For my part, I've actually solved the hair appointment problem by riding in curlers. Not only do I save time by styling while on the go, but the curlers themselves offer protection and make a fantastic helmet substitute:

(New York City Cycle Chic 2.0)

I'd like things to improve for all of us, but in the meantime the h-e-l-m-e-t remains a symbol that we're under attack, and the expensive pretty stuff a symbol of a somewhat rarefied ideal. Speaking of rarefied ideals, these are also the hallmarks of that other incendiary "h" word, by which I mean h-i-p-s-t-e-r-s. They too tend to live in denial when it comes to certain realities of urban living--and when they're inevitably forced to confront them it always seems to make the news:

In an age when some of New York City's roughest areas have been "tamed," it's only natural that the young and creative should feel as though they have something of a "Midas Touch" when it comes to neighborhoods. As it turns out, that's not the case, for when a "psychedelic punk-rap" band rented a cheap apartment in Bedford-Stuyvesant recently they were immediately robbed:

“This is not the kind of neighborhood people like us move into,” said Zayd Brewer, known to friends as Spaceman, the 19-year-old lead singer of the band. “Call it naïveté or whatever. ‘We can defend ourselves.’ ”

The story of what happened in that apartment on a corner of Bedford-Stuyvesant on the morning of June 13 is a cautionary tale about too-good-to-be-true dwellings in unfamiliar neighborhoods, and a reminder that not all of Brooklyn is a red carpet for the young and aspiring.

Indeed, what follows is more than just a cautionary tale. In fact, it's perhaps the most harrowing h-i-p-s-t-e-r gentrification-gone-awry tale ever told, and the Medal of Valor goes to bandmate Andrew Downs, who presumably cowered under his car while the "shit went down:"

Mr. Downs was outside: he had gone to move his car before morning. He was returning when he saw “a whole bunch of dudes overrunning the house,” he said. He hid and feared the worst for his friends: “I thought they were all dead.”

Granted, barging in and trying to be a hero probably wouldn't have ended well. But, like, you don't even call 911? "Ah, they're probably all dead anyway," Downs apparently concluded. "Why waste my anytime minutes?"

None of this bodes well for the tide of gentrification, which is clearly ebbing:

They revisited the apartment on Tuesday to clean it up, as the landlord threatened to keep their security deposit, 300 bucks they badly needed. There was blood on the floor and fingerprint dust on every doorknob. They are looking for new digs, undeterred. Maybe Bushwick.

That is one ballsy landlord.

Anyway, the time-honored pattern is that artists move into a rough neighborhood for the cheap rents, put up with a huge amount of crap, and eventually shore it up so that rich douchebags can move in and displace everybody. Now though, even the first wave is simply saying "fuck it" after a few days, which is either good news or bad news, depending on how you view gentrification in the first place.
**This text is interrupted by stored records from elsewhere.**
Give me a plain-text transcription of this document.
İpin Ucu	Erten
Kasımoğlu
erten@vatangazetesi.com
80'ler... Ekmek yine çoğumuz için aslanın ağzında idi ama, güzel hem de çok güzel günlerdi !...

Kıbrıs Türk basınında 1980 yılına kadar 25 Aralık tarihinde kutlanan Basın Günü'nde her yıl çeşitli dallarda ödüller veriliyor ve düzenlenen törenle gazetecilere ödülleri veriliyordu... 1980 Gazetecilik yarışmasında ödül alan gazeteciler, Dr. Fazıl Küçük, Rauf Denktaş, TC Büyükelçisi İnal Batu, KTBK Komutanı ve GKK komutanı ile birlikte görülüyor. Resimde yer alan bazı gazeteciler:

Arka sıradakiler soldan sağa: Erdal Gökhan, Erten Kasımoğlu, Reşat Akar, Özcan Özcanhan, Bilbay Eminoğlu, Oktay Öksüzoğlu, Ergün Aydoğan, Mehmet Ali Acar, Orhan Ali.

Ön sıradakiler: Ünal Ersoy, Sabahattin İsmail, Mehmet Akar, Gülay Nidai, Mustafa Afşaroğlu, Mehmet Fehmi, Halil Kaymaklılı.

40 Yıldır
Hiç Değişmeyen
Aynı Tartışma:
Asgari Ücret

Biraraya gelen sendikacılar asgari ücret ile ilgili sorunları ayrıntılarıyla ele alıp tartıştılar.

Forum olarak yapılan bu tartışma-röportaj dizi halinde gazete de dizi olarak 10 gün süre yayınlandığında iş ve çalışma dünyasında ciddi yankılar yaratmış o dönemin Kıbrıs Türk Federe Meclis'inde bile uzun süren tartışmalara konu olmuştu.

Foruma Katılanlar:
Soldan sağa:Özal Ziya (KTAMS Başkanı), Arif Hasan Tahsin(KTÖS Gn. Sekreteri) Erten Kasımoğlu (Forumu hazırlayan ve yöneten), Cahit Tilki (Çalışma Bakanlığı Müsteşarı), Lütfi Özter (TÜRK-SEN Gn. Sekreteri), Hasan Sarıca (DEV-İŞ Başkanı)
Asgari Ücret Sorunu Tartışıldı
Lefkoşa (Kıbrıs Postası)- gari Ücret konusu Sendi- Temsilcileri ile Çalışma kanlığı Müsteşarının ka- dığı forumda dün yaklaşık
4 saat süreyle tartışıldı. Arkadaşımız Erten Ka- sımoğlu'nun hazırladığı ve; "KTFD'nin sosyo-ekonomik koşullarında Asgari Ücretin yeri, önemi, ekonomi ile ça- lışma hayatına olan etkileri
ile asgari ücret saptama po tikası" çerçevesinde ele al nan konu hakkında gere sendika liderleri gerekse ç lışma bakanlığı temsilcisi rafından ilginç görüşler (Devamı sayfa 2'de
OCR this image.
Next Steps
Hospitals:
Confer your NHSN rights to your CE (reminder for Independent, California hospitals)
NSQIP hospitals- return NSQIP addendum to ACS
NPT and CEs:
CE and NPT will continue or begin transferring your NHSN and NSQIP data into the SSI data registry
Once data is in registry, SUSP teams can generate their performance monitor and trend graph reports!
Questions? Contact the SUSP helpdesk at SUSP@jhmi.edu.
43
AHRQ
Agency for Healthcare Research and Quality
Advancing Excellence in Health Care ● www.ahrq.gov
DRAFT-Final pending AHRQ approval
This may also be something of a generational shift, especially when you consider that the band itself is actually bragging about it:

I remember when rappers used to brag about robbing people. Now they're bragging about getting robbed. What's next, Christian death metal?

Speaking of theft that's only newsworthy because it happened to h-i-p-s-t-e-r-s, a reader informs me that some guy got his bike stolen in London:

Yes, I'm sure he's the first person ever to have his bike stolen in London:

Though I'm pretty sure he's not the first person to lock his bike only by the seatpost:

By the way, the photo above shows the thieves actually stealing the bike. It was taken by a "bystander," who clearly attended the Andrew Downs School of Passive-Assertiveness Training.

At least it wasn't the even more expensive Kate Spade model.